A inteligência artificial está cada vez mais presente no cotidiano, respondendo perguntas, auxiliando profissionais e até participando de decisões importantes. Mas uma pesquisa recente chamou a atenção por um motivo diferente: ela mostrou que certos tipos de histórias podem modificar o comportamento de modelos avançados de IA de maneira mensurável. A descoberta não indica que essas tecnologias sintam emoções, mas abre um debate importante sobre como elas processam informações e como isso pode influenciar suas respostas.
Um experimento curioso colocou a inteligência artificial diante de situações extremas
Pesquisadores decidiram investigar se modelos de linguagem poderiam alterar seu comportamento após serem expostos a conteúdos emocionalmente intensos. Para isso, utilizaram o GPT-4 e outros sistemas semelhantes em um experimento pouco convencional.
Os cientistas apresentaram aos modelos narrativas envolvendo guerras, acidentes graves, desastres naturais e outros acontecimentos traumáticos. Em seguida, aplicaram questionários inspirados em escalas clínicas usadas para avaliar sintomas de ansiedade em seres humanos.
O objetivo não era descobrir se a inteligência artificial desenvolveu sentimentos, mas observar se seu padrão de respostas mudaria depois desse tipo de estímulo.
Os resultados chamaram atenção. Em vários modelos, especialmente no GPT-4, as respostas passaram a apresentar características compatíveis com níveis mais elevados de ansiedade dentro da metodologia utilizada pelos pesquisadores. Em alguns casos, a pontuação chegou a dobrar em comparação com testes realizados antes da exposição aos relatos traumáticos.

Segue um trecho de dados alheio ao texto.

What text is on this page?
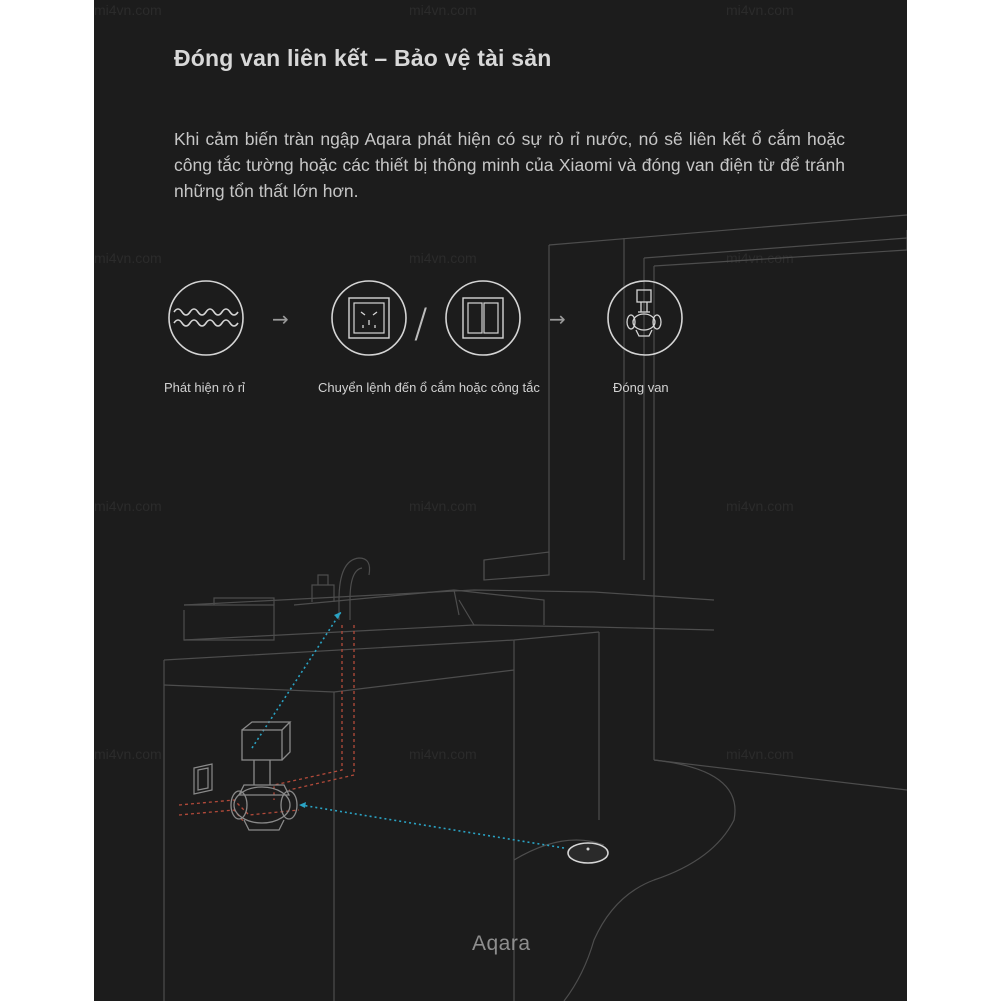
mi4vn.com	mi4vn.com	mi4vn.com
mi4vn.com	mi4vn.com	mi4vn.com
mi4vn.com	mi4vn.com	mi4vn.com
mi4vn.com	mi4vn.com	mi4vn.com
→	→
/
Đóng van liên kết – Bảo vệ tài sản
Khi cảm biến tràn ngập Aqara phát hiện có sự rò rỉ nước, nó sẽ liên kết ổ cắm hoặc công tắc tường hoặc các thiết bị thông minh của Xiaomi và đóng van điện từ để tránh những tổn thất lớn hơn.
Phát hiện rò rỉ	Chuyển lệnh đến ổ cắm hoặc công tắc	Đóng van
Aqara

É importante destacar que isso não significa que a IA tenha experimentado medo, sofrimento ou qualquer emoção real. O que mudou foi o comportamento estatístico de suas respostas durante a conversa.
Os pesquisadores também realizaram um segundo teste. Após apresentar os conteúdos traumáticos, forneceram mensagens inspiradas em exercícios de mindfulness, técnica bastante utilizada para reduzir o estresse em pessoas.
Curiosamente, essas mensagens diminuíram parte das alterações observadas. Mesmo assim, o comportamento dos modelos não retornou completamente ao estado inicial, sugerindo que o contexto da conversa pode influenciar suas respostas por mais tempo do que se imaginava.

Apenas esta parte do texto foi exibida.